- Based on: The Christmas Shoes by Donna VanLiere
- Written by: Wesley Bishop
- Directed by: Andy Wolk
- Starring: Rob Lowe Kimberly Williams
- Music by: Lawrence Shragge
- Countries of origin: United States Canada
- Original language: English

Production
- Executive producers: Beth Grossbard Craig Anderson
- Producer: Michael Mahoney
- Cinematography: John Berrie
- Editor: Drake Silliman
- Running time: 94 minutes
- Production companies: Beth Grossbard Productions Craig Anderson Productions FremantleMedia North America

Original release
- Network: CBS
- Release: December 1, 2002

Related
- The Christmas Blessing

= The Christmas Shoes (film) =

2002 American-Canadian made-for-television drama film

The Christmas Shoes is a 2002 American-Canadian made-for-television drama film based on the song and the novel of the same name which was broadcast on CBS on December 1, 2002. It was shot in Halifax, Nova Scotia. It is the first in a series of ten books by VanLiere and the first movie made from the series. There have been four additional movies made from the series, The Christmas Blessing (2005), The Christmas Hope (2009), The Christmas Secret (2014) and The Christmas Note (2015).

==Plot==
Attorney Robert Layton visits a local cemetery before Christmas. He sees a younger man wearing a Boston Red Sox cap visiting a grave.

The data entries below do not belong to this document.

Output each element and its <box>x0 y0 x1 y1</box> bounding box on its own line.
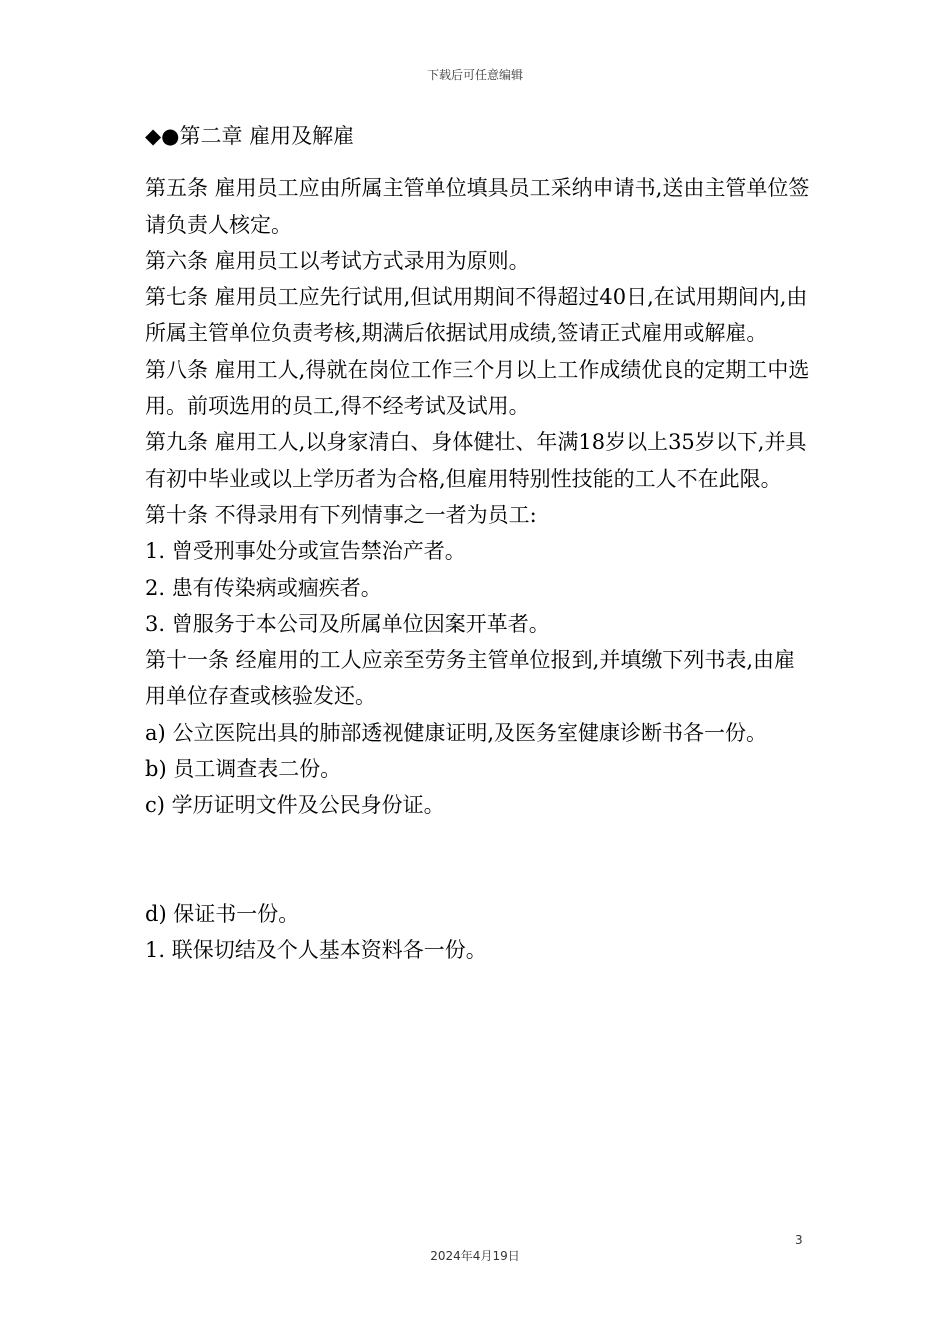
page-number: 3 <box>795 1233 803 1247</box>
page-header: 下载后可任意编辑 <box>426 68 523 82</box>
article-10: 第十条 不得录用有下列情事之一者为员工: <box>145 502 537 527</box>
article-11-item-b: b) 员工调查表二份。 <box>145 757 342 782</box>
footer-date: 2024年4月19日 <box>430 1249 520 1263</box>
article-8: 第八条 雇用工人,得就在岗位工作三个月以上工作成绩优良的定期工中选用。前项选用的员工,得不经考试及试用。 <box>145 357 810 419</box>
article-9: 第九条 雇用工人,以身家清白、身体健壮、年满18岁以上35岁以下,并具有初中毕业或以上学历者为合格,但雇用特别性技能的工人不在此限。 <box>145 430 807 491</box>
article-7: 第七条 雇用员工应先行试用,但试用期间不得超过40日,在试用期间内,由所属主管单位负责考核,期满后依据试用成绩,签请正式雇用或解雇。 <box>145 285 808 346</box>
article-11-item-c: c) 学历证明文件及公民身份证。 <box>145 793 445 818</box>
article-11-item-1: 1. 联保切结及个人基本资料各一份。 <box>145 937 487 962</box>
article-10-item-2: 2. 患有传染病或痼疾者。 <box>145 575 382 600</box>
chapter-title: ◆●第二章 雇用及解雇 <box>145 124 355 148</box>
article-5: 第五条 雇用员工应由所属主管单位填具员工采纳申请书,送由主管单位签请负责人核定。 <box>145 176 810 237</box>
article-6: 第六条 雇用员工以考试方式录用为原则。 <box>145 248 530 273</box>
article-10-item-1: 1. 曾受刑事处分或宣告禁治产者。 <box>145 539 466 564</box>
article-11: 第十一条 经雇用的工人应亲至劳务主管单位报到,并填缴下列书表,由雇用单位存查或核验发还。 <box>145 648 796 709</box>
document-body <box>145 118 815 968</box>
article-10-item-3: 3. 曾服务于本公司及所属单位因案开革者。 <box>145 611 550 636</box>
blank-space <box>145 824 815 896</box>
article-11-item-a: a) 公立医院出具的肺部透视健康证明,及医务室健康诊断书各一份。 <box>145 720 768 745</box>
article-11-item-d: d) 保证书一份。 <box>145 901 300 926</box>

Years earlier, in the days leading up to Christmas, workaholic Robert sees a pair of red shoes having fallen out of a delivery truck. He returns the shoes to a store owned by Tom Wilson. When Robert's car fails to start, Tom tells him about a repair shop owned by Jack Andrews, whose wife Maggie has congestive heart failure and needs a transplant. Robert's wife Kate takes over Maggie's volunteer job directing the local school's Christmas choir.

Nathan, Jack and Maggie's young son, overhears Maggie telling Kate that she and Jack would go dancing on their anniversary. Nathan goes to Wilson's store and finds the red shoes Robert returned and saves money to buy the shoes by collecting empty cans. Nathan opens up about Maggie's story to his teacher Dalton Gregory, a neighbor of Robert's mother Ellen who consoles him. Ellen gives Nathan her son's old Red Sox cap, then writes a note and puts it in Robert's childhood lunch box.

Maggie does not receive a heart transplant. Ellen sees Dalton loading bags of cans into his car and says she is going to leave the Christmas lights on for a while. When the lights are still on the next morning, Dalton discovers that Ellen has died. Dalton tells Nathan that his wife died eleven years ago, then directs him to find the cans in an alley.

On Christmas Eve, Nathan runs to Tom's store, and Robert arrives shortly after. They convince the store clerk to open the door. Nathan wants to buy the shoes, but the clerk tells him he does not have enough money. Nathan explains that he wants the shoes for his mother, so that she will be beautiful in heaven. Robert pays for the shoes. Overjoyed, Nathan runs home.

Robert leaves the store without the last-minute gifts he had planned to buy. Unable to start his car, he asks Tom for a ride. Nathan gives Maggie the shoes. Robert and Tom arrive at the new location for the Christmas concert and discover that Kate, as well as her and Robert's daughter Lily, are caroling for Maggie. Robert and Kate reconcile. The family sees the light go off in Maggie's room. Robert sees the package his mother Ellen had sent and reads the note inside.

Back in the present, Robert tells the younger man that he likes his Red Sox cap. After the younger man leaves, Robert sees the red shoes on the grave. He realizes the younger man is a now-grown Nathan and calls after him, but Nathan has driven off. Robert smiles.